Conservation Groups Disappointed at Two Year Delay for new MSC Fisheries Sustainability Standard

Washington, DC (February 9, 2024)—Make Stewardship Count, a coalition comprising over 90 global marine conservation organizations including Shark Guardian, experts, and academics, expresses profound disappointment in the recent decision and announcement from the Marine Stewardship Council (MSC) to postpone the full enforcement of an enhanced Fishery Standard that aims to elevate the criteria for sustainable fisheries.


MSC Ecolabel falls short


On January 31, MSC declared a two-year extension for fisheries to implement the revised standard, labeled "version 3.0." New program entrants now have until 2026, while currently certified fisheries are granted until 2030.


The MSC Fisheries Standard serves as a framework for evaluating the environmental impacts and effective management of fisheries. Fisheries meeting the sustainability criteria can showcase the MSC "blue fish tick" ecolabel on their products, a symbol displayed on over 20,000 products globally.


Kate O’Connell, senior policy consultant for the Marine Life Program at the Animal Welfare Institute, laments, "This delay is a significant regression in efforts to protect endangered species and ensure effective governance in fisheries. There are concerns that the council, self-proclaimed operator of the world’s leading ecolabel for wild-caught seafood, is yielding to industry pressure rather than implementing essential changes required for achieving its goal of 'oceans teeming with life.'"

MSC's decision follows almost a year of implementing the revised standard, culminating years of collaboration between the council, fishing industry representatives, and conservation groups to establish a more robust standard for fisheries. Recently, MSC also announced an independent review of its Evidence Requirements Framework (ERF), designed to ensure accurate information is used in fishery assessments. Make Stewardship Count is apprehensive about the transparency of this ERF process.

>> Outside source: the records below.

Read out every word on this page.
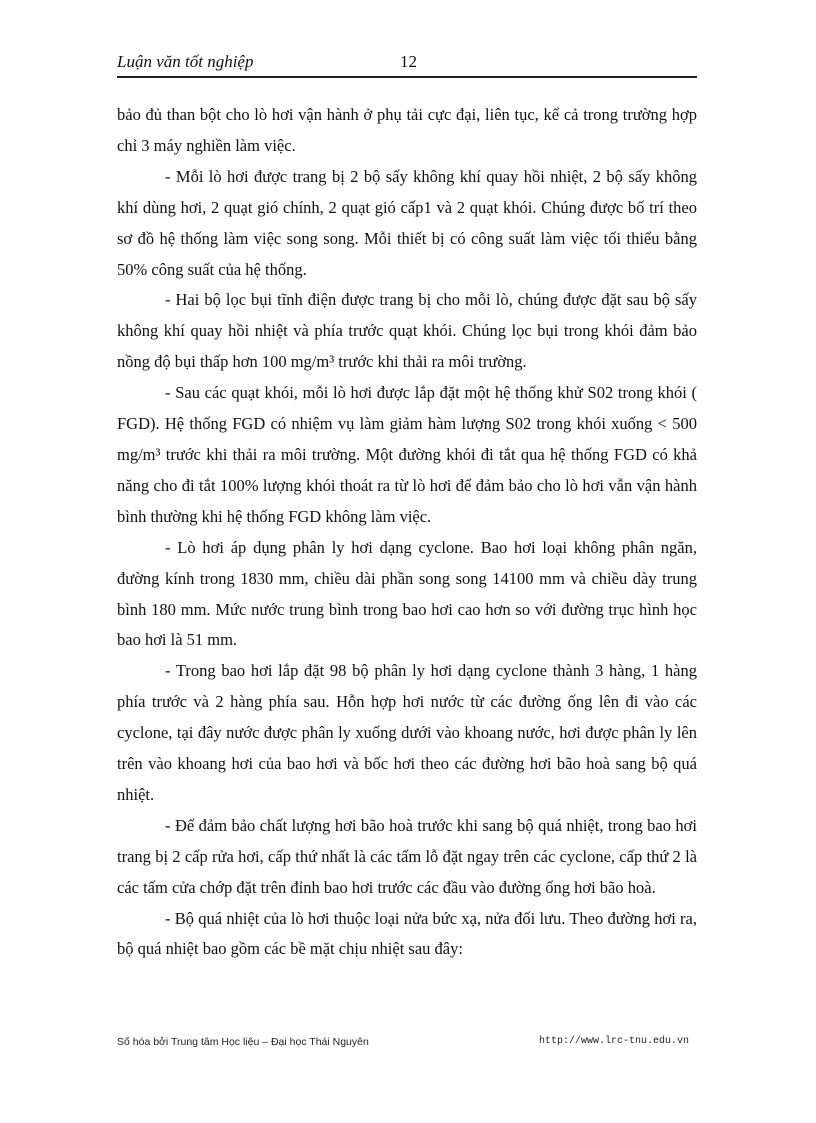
Luận văn tốt nghiệp	12

bảo đủ than bột cho lò hơi vận hành ở phụ tải cực đại, liên tục, kể cả trong trường hợp chỉ 3 máy nghiền làm việc.

- Mỗi lò hơi được trang bị 2 bộ sấy không khí quay hồi nhiệt, 2 bộ sấy không khí dùng hơi, 2 quạt gió chính, 2 quạt gió cấp1 và 2 quạt khói. Chúng được bố trí theo sơ đồ hệ thống làm việc song song. Mỗi thiết bị có công suất làm việc tối thiểu bằng 50% công suất của hệ thống.

- Hai bộ lọc bụi tĩnh điện được trang bị cho mỗi lò, chúng được đặt sau bộ sấy không khí quay hồi nhiệt và phía trước quạt khói. Chúng lọc bụi trong khói đảm bảo nồng độ bụi thấp hơn 100 mg/m³ trước khi thải ra môi trường.

- Sau các quạt khói, mỗi lò hơi được lắp đặt một hệ thống khử S02 trong khói ( FGD). Hệ thống FGD có nhiệm vụ làm giảm hàm lượng S02 trong khói xuống < 500 mg/m³ trước khi thải ra môi trường. Một đường khói đi tắt qua hệ thống FGD có khả năng cho đi tắt 100% lượng khói thoát ra từ lò hơi để đảm bảo cho lò hơi vẫn vận hành bình thường khi hệ thống FGD không làm việc.

- Lò hơi áp dụng phân ly hơi dạng cyclone. Bao hơi loại không phân ngăn, đường kính trong 1830 mm, chiều dài phần song song 14100 mm và chiều dày trung bình 180 mm. Mức nước trung bình trong bao hơi cao hơn so với đường trục hình học bao hơi là 51 mm.

- Trong bao hơi lắp đặt 98 bộ phân ly hơi dạng cyclone thành 3 hàng, 1 hàng phía trước và 2 hàng phía sau. Hỗn hợp hơi nước từ các đường ống lên đi vào các cyclone, tại đây nước được phân ly xuống dưới vào khoang nước, hơi được phân ly lên trên vào khoang hơi của bao hơi và bốc hơi theo các đường hơi bão hoà sang bộ quá nhiệt.

- Để đảm bảo chất lượng hơi bão hoà trước khi sang bộ quá nhiệt, trong bao hơi trang bị 2 cấp rửa hơi, cấp thứ nhất là các tấm lỗ đặt ngay trên các cyclone, cấp thứ 2 là các tấm cửa chớp đặt trên đỉnh bao hơi trước các đầu vào đường ống hơi bão hoà.

- Bộ quá nhiệt của lò hơi thuộc loại nửa bức xạ, nửa đối lưu. Theo đường hơi ra, bộ quá nhiệt bao gồm các bề mặt chịu nhiệt sau đây:

Số hóa bởi Trung tâm Học liệu – Đại học Thái Nguyên	http://www.lrc-tnu.edu.vn
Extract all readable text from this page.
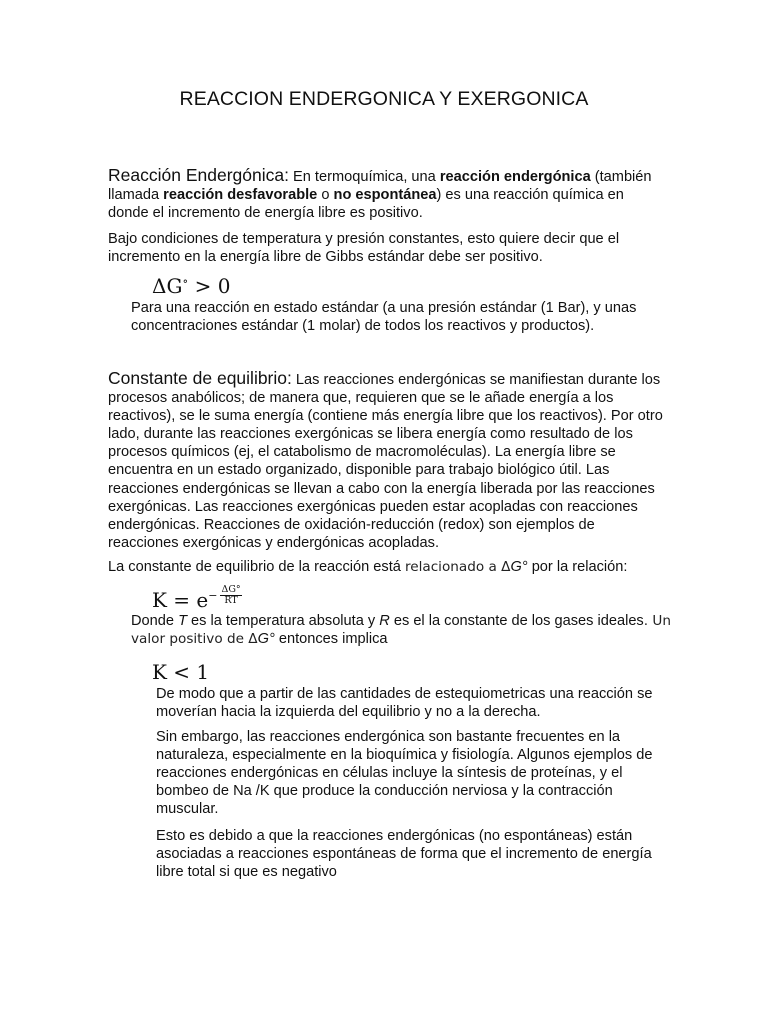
REACCION ENDERGONICA Y EXERGONICA
Reacción Endergónica: En termoquímica, una reacción endergónica (también llamada reacción desfavorable o no espontánea) es una reacción química en donde el incremento de energía libre es positivo.
Bajo condiciones de temperatura y presión constantes, esto quiere decir que el incremento en la energía libre de Gibbs estándar debe ser positivo.
ΔG∘ > 0
Para una reacción en estado estándar (a una presión estándar (1 Bar), y unas concentraciones estándar (1 molar) de todos los reactivos y productos).
Constante de equilibrio: Las reacciones endergónicas se manifiestan durante los procesos anabólicos; de manera que, requieren que se le añade energía a los reactivos), se le suma energía (contiene más energía libre que los reactivos). Por otro lado, durante las reacciones exergónicas se libera energía como resultado de los procesos químicos (ej, el catabolismo de macromoléculas). La energía libre se encuentra en un estado organizado, disponible para trabajo biológico útil. Las reacciones endergónicas se llevan a cabo con la energía liberada por las reacciones exergónicas. Las reacciones exergónicas pueden estar acopladas con reacciones endergónicas. Reacciones de oxidación-reducción (redox) son ejemplos de reacciones exergónicas y endergónicas acopladas.
La constante de equilibrio de la reacción está relacionado a ΔG° por la relación:
$K = e - \frac{\Delta G^\circ}{RT}$
Donde T es la temperatura absoluta y R es el la constante de los gases ideales. Un valor positivo de ΔG° entonces implica
K < 1
De modo que a partir de las cantidades de estequiometricas una reacción se moverían hacia la izquierda del equilibrio y no a la derecha.
Sin embargo, las reacciones endergónica son bastante frecuentes en la naturaleza, especialmente en la bioquímica y fisiología. Algunos ejemplos de reacciones endergónicas en células incluye la síntesis de proteínas, y el bombeo de Na /K que produce la conducción nerviosa y la contracción muscular.
Esto es debido a que la reacciones endergónicas (no espontáneas) están asociadas a reacciones espontáneas de forma que el incremento de energía libre total si que es negativo
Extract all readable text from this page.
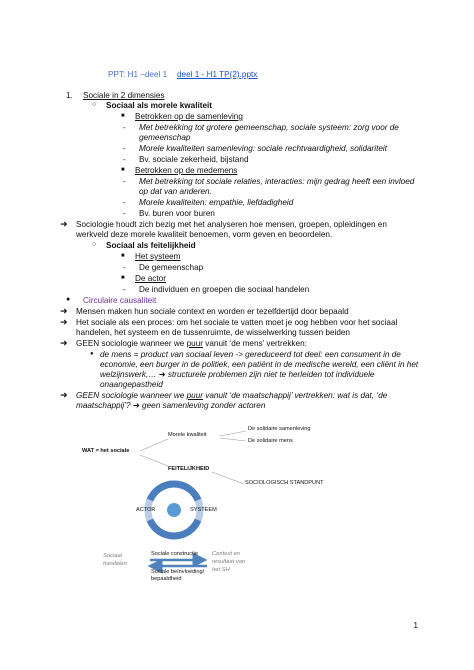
PPT: H1 –deel 1 deel 1 - H1 TP(2).pptx
1. Sociale in 2 dimensies
○ Sociaal als morele kwaliteit
■ Betrokken op de samenleving
- Met betrekking tot grotere gemeenschap, sociale systeem: zorg voor de
gemeenschap
- Morele kwaliteiten samenleving: sociale rechtvaardigheid, solidariteit
- Bv. sociale zekerheid, bijstand
■ Betrokken op de medemens
- Met betrekking tot sociale relaties, interacties: mijn gedrag heeft een invloed
op dat van anderen.
- Morele kwaliteiten: empathie, liefdadigheid
- Bv. buren voor buren
➜ Sociologie houdt zich bezig met het analyseren hoe mensen, groepen, opleidingen en
werkveld deze morele kwaliteit benoemen, vorm geven en beoordelen.
○ Sociaal als feitelijkheid
■ Het systeem
- De gemeenschap
■ De actor
- De individuen en groepen die sociaal handelen
● Circulaire causaliteit
➜ Mensen maken hun sociale context en worden er tezelfdertijd door bepaald
➜ Het sociale als een proces: om het sociale te vatten moet je oog hebben voor het sociaal
handelen, het systeem en de tussenruimte, de wisselwerking tussen beiden
➜ GEEN sociologie wanneer we puur vanuit ‘de mens’ vertrekken:
● de mens = product van sociaal leven -> gereduceerd tot deel: een consument in de
economie, een burger in de politiek, een patiënt in de medische wereld, een cliënt in het
welzijnswerk,… ➜ structurele problemen zijn niet te herleiden tot individuele
onaangepastheid
➜ GEEN sociologie wanneer we puur vanuit ‘de maatschappij’ vertrekken: wat is dat, ‘de
maatschappij’? ➜ geen samenleving zonder actoren
Morele kwaliteit
De solidaire samenleving
De solidaire mens
WAT = het sociale
FEITELIJKHEID
SOCIOLOGISCH STANDPUNT
ACTOR	SYSTEEM
Sociaal
handelen
Sociale constructie
Sociale beïnvloeding/
bepaaldheid
Context en
resultaat van
het SH
1
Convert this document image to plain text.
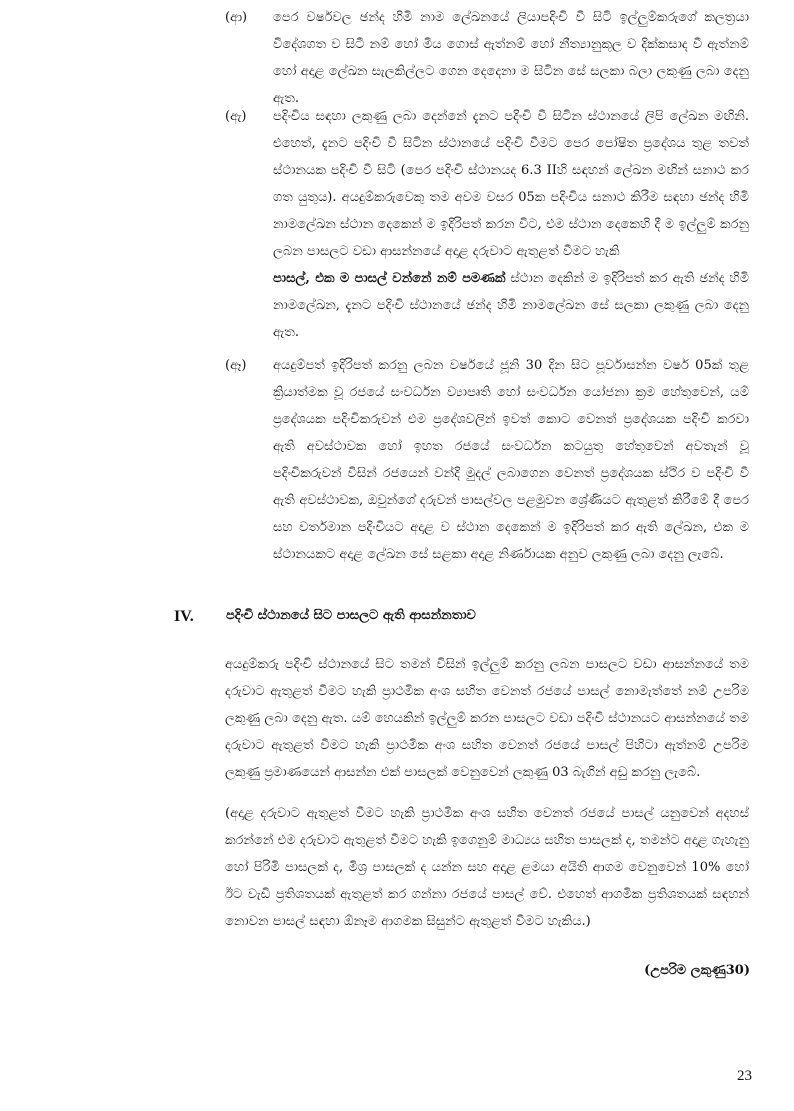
(ආ) පෙර වර්ෂවල ඡන්ද හිමි නාම ලේඛනයේ ලියාපදිංචි වී සිටි ඉල්ලුම්කරුගේ කලත්‍රයා විදේශගත ව සිටී නම් හෝ මිය ගොස් ඇත්නම් හෝ නීත්‍යානුකූල ව දික්කසාද වී ඇත්නම් හෝ අදාළ ලේඛන සැලකිල්ලට ගෙන දෙදෙනා ම සිටින සේ සලකා බලා ලකුණු ලබා දෙනු ඇත.
(ඇ) පදිංචිය සඳහා ලකුණු ලබා දෙන්නේ දැනට පදිංචි වී සිටින ස්ථානයේ ලිපි ලේඛන මඟිනි. එහෙත්, දැනට පදිංචි වී සිටින ස්ථානයේ පදිංචි වීමට පෙර පෝෂිත ප්‍රදේශය තුළ තවත් ස්ථානයක පදිංචි වී සිටි (පෙර පදිංචි ස්ථානයද 6.3 IIහි සඳහන් ලේඛන මඟින් සනාථ කර ගත යුතුය). අයදුම්කරුවෙකු තම අවම වසර 05ක පදිංචිය සනාථ කිරීම සඳහා ඡන්ද හිමි නාමලේඛන ස්ථාන දෙකෙන් ම ඉදිරිපත් කරන විට, එම ස්ථාන දෙකෙහි දී ම ඉල්ලුම් කරනු ලබන පාසලට වඩා ආසන්නයේ අදාළ දරුවාට ඇතුළත් වීමට හැකි
පාසල්, එක ම පාසල් වන්නේ නම් පමණක් ස්ථාන දෙකින් ම ඉදිරිපත් කර ඇති ඡන්ද හිමි නාමලේඛන, දැනට පදිංචි ස්ථානයේ ඡන්ද හිමි නාමලේඛන සේ සලකා ලකුණු ලබා දෙනු ඇත.
(ඈ) අයදුම්පත් ඉදිරිපත් කරනු ලබන වර්ෂයේ ජූනි 30 දින සිට පූර්වාසන්න වර්ෂ 05ක් තුළ ක්‍රියාත්මක වූ රජයේ සංවර්ධන ව්‍යාපෘති හෝ සංවර්ධන යෝජනා ක්‍රම හේතුවෙන්, යම් ප්‍රදේශයක පදිංචිකරුවන් එම ප්‍රදේශවලින් ඉවත් කොට වෙනත් ප්‍රදේශයක පදිංචි කරවා ඇති අවස්ථාවක හෝ ඉහත රජයේ සංවර්ධන කටයුතු හේතුවෙන් අවතැන් වූ පදිංචිකරුවන් විසින් රජයෙන් වන්දි මුදල් ලබාගෙන වෙනත් ප්‍රදේශයක ස්ථිර ව පදිංචි වී ඇති අවස්ථාවක, ඔවුන්ගේ දරුවන් පාසල්වල පළමුවන ශ්‍රේණියට ඇතුළත් කිරීමේ දී පෙර සහ වර්තමාන පදිංචියට අදාළ ව ස්ථාන දෙකෙන් ම ඉදිරිපත් කර ඇති ලේඛන, එක ම ස්ථානයකට අදාළ ලේඛන සේ සළකා අදාළ නිර්ණායක අනුව ලකුණු ලබා දෙනු ලැබේ.
IV. පදිංචි ස්ථානයේ සිට පාසලට ඇති ආසන්නතාව
අයදුම්කරු පදිංචි ස්ථානයේ සිට තමන් විසින් ඉල්ලුම් කරනු ලබන පාසලට වඩා ආසන්නයේ තම දරුවාට ඇතුළත් වීමට හැකි ප්‍රාථමික අංශ සහිත වෙනත් රජයේ පාසල් නොමැත්තේ නම් උපරිම ලකුණු ලබා දෙනු ඇත. යම් හෙයකින් ඉල්ලුම් කරන පාසලට වඩා පදිංචි ස්ථානයට ආසන්නයේ තම දරුවාට ඇතුළත් වීමට හැකි ප්‍රාථමික අංශ සහිත වෙනත් රජයේ පාසල් පිහිටා ඇත්නම් උපරිම ලකුණු ප්‍රමාණයෙන් ආසන්න එක් පාසලක් වෙනුවෙන් ලකුණු 03 බැගින් අඩු කරනු ලැබේ.
(අදාළ දරුවාට ඇතුළත් වීමට හැකි ප්‍රාථමික අංශ සහිත වෙනත් රජයේ පාසල් යනුවෙන් අදහස් කරන්නේ එම දරුවාට ඇතුළත් වීමට හැකි ඉගෙනුම් මාධ්‍යය සහිත පාසලක් ද, තමන්ට අදාළ ගැහැනු හෝ පිරිමි පාසලක් ද, මිශ්‍ර පාසලක් ද යන්න සහ අදාළ ළමයා අයිති ආගම වෙනුවෙන් 10% හෝ ඊට වැඩි ප්‍රතිශතයක් ඇතුළත් කර ගන්නා රජයේ පාසල් වේ. එහෙත් ආගමික ප්‍රතිශතයක් සඳහන් නොවන පාසල් සඳහා ඕනෑම ආගමක සිසුන්ට ඇතුළත් වීමට හැකිය.)
(උපරිම ලකුණු30)
23
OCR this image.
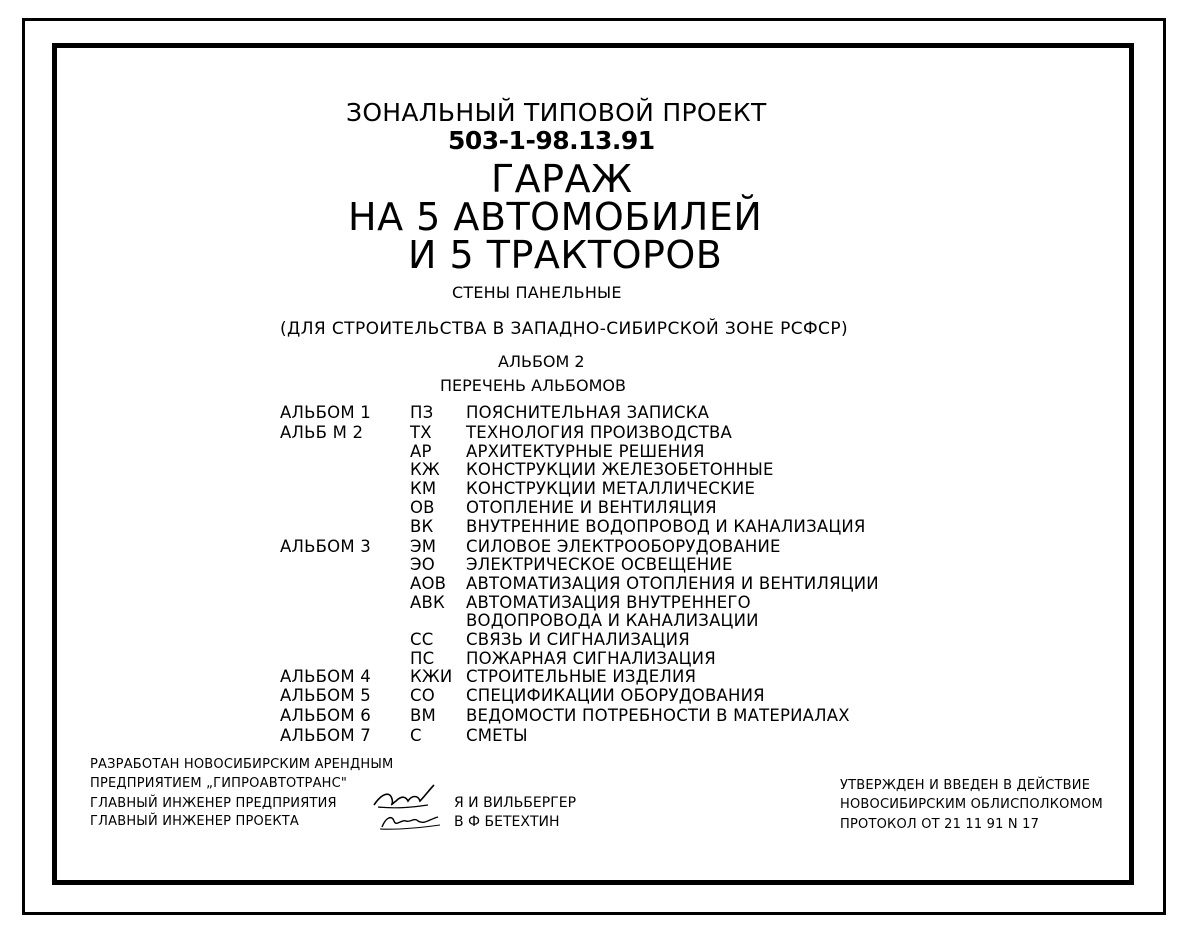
ЗОНАЛЬНЫЙ ТИПОВОЙ ПРОЕКТ
503-1-98.13.91
ГАРАЖ
НА 5 АВТОМОБИЛЕЙ
И 5 ТРАКТОРОВ
СТЕНЫ ПАНЕЛЬНЫЕ
(ДЛЯ СТРОИТЕЛЬСТВА В ЗАПАДНО-СИБИРСКОЙ ЗОНЕ РСФСР)
АЛЬБОМ 2
ПЕРЕЧЕНЬ АЛЬБОМОВ
АЛЬБОМ 1 ПЗ ПОЯСНИТЕЛЬНАЯ ЗАПИСКА
АЛЬБ М 2	ТХ ТЕХНОЛОГИЯ ПРОИЗВОДСТВА
АР АРХИТЕКТУРНЫЕ РЕШЕНИЯ
КЖ КОНСТРУКЦИИ ЖЕЛЕЗОБЕТОННЫЕ
КМ КОНСТРУКЦИИ МЕТАЛЛИЧЕСКИЕ
ОВ ОТОПЛЕНИЕ И ВЕНТИЛЯЦИЯ
ВК ВНУТРЕННИЕ ВОДОПРОВОД И КАНАЛИЗАЦИЯ
АЛЬБОМ 3 ЭМ СИЛОВОЕ ЭЛЕКТРООБОРУДОВАНИЕ
ЭО ЭЛЕКТРИЧЕСКОЕ ОСВЕЩЕНИЕ
АОВ АВТОМАТИЗАЦИЯ ОТОПЛЕНИЯ И ВЕНТИЛЯЦИИ
АВК АВТОМАТИЗАЦИЯ ВНУТРЕННЕГО
ВОДОПРОВОДА И КАНАЛИЗАЦИИ
СС СВЯЗЬ И СИГНАЛИЗАЦИЯ
ПС ПОЖАРНАЯ СИГНАЛИЗАЦИЯ
АЛЬБОМ 4 КЖИ СТРОИТЕЛЬНЫЕ ИЗДЕЛИЯ
АЛЬБОМ 5 СО СПЕЦИФИКАЦИИ ОБОРУДОВАНИЯ
АЛЬБОМ 6 ВМ ВЕДОМОСТИ ПОТРЕБНОСТИ В МАТЕРИАЛАХ
АЛЬБОМ 7 С	СМЕТЫ
РАЗРАБОТАН НОВОСИБИРСКИМ АРЕНДНЫМ
ПРЕДПРИЯТИЕМ „ГИПРОАВТОТРАНС"
ГЛАВНЫЙ ИНЖЕНЕР ПРЕДПРИЯТИЯ
ГЛАВНЫЙ ИНЖЕНЕР ПРОЕКТА
Я И ВИЛЬБЕРГЕР
В Ф БЕТЕХТИН
УТВЕРЖДЕН И ВВЕДЕН В ДЕЙСТВИЕ
НОВОСИБИРСКИМ ОБЛИСПОЛКОМОМ
ПРОТОКОЛ ОТ 21 11 91 N 17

Shannon Arnold, associate director of marine programs at the Ecology Action Centre, comments, "After substantial improvements to MSC’s standard were compromised during the review process, the current standard reflects the bare minimum required for maintaining healthy oceans and fisheries. Nevertheless, MSC appears more inclined to retain fisheries in its program and generate profits than uphold its mission."

Originally seen as an opportunity for MSC to drive significant changes in global fishery management, the standard review process led to the release of the revised standard in October 2022. However, the Make Stewardship Count coalition observed that the MSC label continued to be awarded to fisheries with practices harming nontarget animals, wasting sea life, damaging ecosystems, and targeting overfished species.


Dr. Iris Ziegler, head of international cooperation at SHARKPROJECT International, warns, "If MSC relaxes its ecolabel requirements further, it is merely endorsing the status quo and not promoting real change or recognizing fisheries that have made environmental strides. MSC is falling short as a catalyst for improvements on the water, and this delay will worsen the situation for endangered marine species, especially sharks."